Urgent:Also often related to acute angle closure. May not have adequate time, as in emergent surgeries, for further optimization of underlying medical conditions, and the procedure must be performed to avoid permanent blindness.

Elective:The majority of glaucoma surgeries are elective outpatient procedures. As with most outpatient procedures, patients should have a adequate preoperative evaluation of their underlying medical conditions to assess the need for further medical optimization prior to surgery (see below).

2. Preoperative evaluation

As with most ocular procedures, patient populations undergoing glaucoma surgery are often elderly and may have several coexisting comorbid condtions, including:

  • Coronary artery disease

  • Congestive heart failure

  • Diabetes

  • Valvular heart disease (e.g., aortic stenosis)

  • Heart arrhythmias (e.g., atrial fibrillation)

  • History of cerebrovascular accident

  • History of deep vein thrombosis

  • Hypertension

  • Chronic obstructive pulmonary disease (COPD)

  • Reflux/hiatal hernia

  • Osteoarthritis

  • Renal insufficiency/failure

There are some data to suggest that routine preoperative evaluation, including laboratory tests, of patients undergoing eye surgery may not be necessary, as morbidity and mortality following these surgeries are the same regardless of surgery.

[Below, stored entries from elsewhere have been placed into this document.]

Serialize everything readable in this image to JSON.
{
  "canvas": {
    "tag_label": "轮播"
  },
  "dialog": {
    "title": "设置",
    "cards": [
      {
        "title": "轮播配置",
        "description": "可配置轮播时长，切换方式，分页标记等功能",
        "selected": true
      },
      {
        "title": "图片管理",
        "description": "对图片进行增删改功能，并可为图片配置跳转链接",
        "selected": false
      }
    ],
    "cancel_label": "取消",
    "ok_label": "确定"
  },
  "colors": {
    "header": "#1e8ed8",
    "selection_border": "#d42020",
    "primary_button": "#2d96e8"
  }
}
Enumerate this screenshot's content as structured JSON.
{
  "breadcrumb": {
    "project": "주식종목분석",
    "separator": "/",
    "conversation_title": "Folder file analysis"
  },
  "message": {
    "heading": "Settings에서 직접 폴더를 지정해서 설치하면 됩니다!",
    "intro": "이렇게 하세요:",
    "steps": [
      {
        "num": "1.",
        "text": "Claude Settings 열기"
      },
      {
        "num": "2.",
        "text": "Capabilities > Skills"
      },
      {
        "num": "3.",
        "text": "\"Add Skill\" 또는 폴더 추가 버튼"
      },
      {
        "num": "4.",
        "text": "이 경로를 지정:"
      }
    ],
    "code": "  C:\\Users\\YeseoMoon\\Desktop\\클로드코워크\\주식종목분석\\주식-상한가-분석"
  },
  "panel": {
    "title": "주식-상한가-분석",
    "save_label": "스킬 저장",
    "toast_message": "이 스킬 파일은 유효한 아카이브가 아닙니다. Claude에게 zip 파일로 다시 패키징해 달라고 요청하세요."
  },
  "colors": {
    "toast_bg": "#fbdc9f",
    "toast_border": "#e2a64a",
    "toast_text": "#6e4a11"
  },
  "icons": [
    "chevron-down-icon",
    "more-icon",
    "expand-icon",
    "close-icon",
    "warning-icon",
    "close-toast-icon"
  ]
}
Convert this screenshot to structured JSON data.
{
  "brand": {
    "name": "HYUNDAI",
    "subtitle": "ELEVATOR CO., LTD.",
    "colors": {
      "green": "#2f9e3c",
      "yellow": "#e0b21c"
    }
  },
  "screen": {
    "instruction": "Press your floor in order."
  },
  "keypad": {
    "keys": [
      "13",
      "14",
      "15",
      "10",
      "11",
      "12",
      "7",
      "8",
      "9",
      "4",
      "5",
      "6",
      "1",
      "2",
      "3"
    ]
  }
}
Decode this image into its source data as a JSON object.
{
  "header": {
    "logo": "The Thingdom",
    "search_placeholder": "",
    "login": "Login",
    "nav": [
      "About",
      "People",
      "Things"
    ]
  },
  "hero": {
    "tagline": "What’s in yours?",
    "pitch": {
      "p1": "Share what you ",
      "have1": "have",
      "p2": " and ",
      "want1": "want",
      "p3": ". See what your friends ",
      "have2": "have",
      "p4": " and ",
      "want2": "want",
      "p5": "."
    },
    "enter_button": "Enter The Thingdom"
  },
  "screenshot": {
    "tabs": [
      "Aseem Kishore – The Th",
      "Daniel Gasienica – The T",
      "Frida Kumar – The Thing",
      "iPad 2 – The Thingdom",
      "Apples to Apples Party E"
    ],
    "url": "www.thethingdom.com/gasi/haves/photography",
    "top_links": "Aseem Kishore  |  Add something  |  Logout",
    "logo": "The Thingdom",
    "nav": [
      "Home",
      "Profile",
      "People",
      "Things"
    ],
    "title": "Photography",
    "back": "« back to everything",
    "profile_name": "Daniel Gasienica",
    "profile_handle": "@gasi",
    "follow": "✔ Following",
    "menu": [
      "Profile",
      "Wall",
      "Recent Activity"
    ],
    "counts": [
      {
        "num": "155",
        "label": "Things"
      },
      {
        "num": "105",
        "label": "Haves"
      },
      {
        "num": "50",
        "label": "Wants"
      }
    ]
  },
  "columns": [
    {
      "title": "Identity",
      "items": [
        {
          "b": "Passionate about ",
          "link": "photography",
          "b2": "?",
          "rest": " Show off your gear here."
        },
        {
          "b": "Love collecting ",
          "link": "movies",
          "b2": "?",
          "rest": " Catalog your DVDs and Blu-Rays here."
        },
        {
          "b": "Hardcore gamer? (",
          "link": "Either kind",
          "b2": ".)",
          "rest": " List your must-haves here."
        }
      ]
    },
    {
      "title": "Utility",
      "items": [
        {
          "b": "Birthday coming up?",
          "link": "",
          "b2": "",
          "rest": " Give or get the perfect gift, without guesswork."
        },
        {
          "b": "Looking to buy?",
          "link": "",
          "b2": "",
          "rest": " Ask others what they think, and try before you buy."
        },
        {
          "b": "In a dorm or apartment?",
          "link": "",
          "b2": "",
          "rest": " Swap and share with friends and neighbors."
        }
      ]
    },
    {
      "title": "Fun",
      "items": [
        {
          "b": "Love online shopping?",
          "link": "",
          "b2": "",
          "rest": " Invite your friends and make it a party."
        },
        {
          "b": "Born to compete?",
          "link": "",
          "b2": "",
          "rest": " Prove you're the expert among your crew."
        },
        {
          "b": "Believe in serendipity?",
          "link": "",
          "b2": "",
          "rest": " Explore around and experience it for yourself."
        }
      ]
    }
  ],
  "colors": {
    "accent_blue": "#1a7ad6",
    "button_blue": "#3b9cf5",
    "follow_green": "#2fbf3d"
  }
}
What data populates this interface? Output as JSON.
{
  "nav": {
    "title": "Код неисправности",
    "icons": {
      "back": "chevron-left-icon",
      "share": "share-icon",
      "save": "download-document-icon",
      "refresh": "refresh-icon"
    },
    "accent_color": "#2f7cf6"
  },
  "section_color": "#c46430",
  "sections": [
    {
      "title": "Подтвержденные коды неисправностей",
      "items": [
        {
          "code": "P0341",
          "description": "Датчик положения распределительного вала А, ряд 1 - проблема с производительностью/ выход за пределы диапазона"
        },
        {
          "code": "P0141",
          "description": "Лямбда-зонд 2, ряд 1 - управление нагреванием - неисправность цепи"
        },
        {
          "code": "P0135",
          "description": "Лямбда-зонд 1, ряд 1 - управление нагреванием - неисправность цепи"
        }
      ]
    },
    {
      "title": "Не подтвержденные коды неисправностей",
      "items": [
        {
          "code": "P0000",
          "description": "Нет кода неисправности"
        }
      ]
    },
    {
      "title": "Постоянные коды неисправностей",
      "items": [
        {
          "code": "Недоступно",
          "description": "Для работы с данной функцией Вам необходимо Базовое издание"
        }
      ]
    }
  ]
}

However, most practitioners would likely order further testing in any potentially unstable medical conditions.

Medically unstable conditions warranting further evaluation may include:
  • History of coronary artery disease

  • History of congestive heart failure

  • History of uncontrolled diabetes

  • History of recent cerebrovascular accident

  • History of poor exercise tolerance (<4 METs [metabolic equivalent])

Delaying surgery may be indicated if:
  • Setting of new-onset chest pain, unstable angina, recent myocardial infarction (MI), and/or stent placement

  • Setting of uncompensated congestive heart failure

  • Setting of a hypertensive crisis

3. What are the implications of co-existing disease on perioperative care?

Since most ophthalmologic surgeries are brief in duration, and done under topical or local anesthesia, comorbid diseases generally require only small interventions. However, as with any other procedure, a thorough evaluation must take place.

Perioperative evaluation

A thorough pre-operative history and physical, along with appropriate laboratory studies are imperative to assess the status of any underlying co-morbidities, as well as any medications the patient is taking.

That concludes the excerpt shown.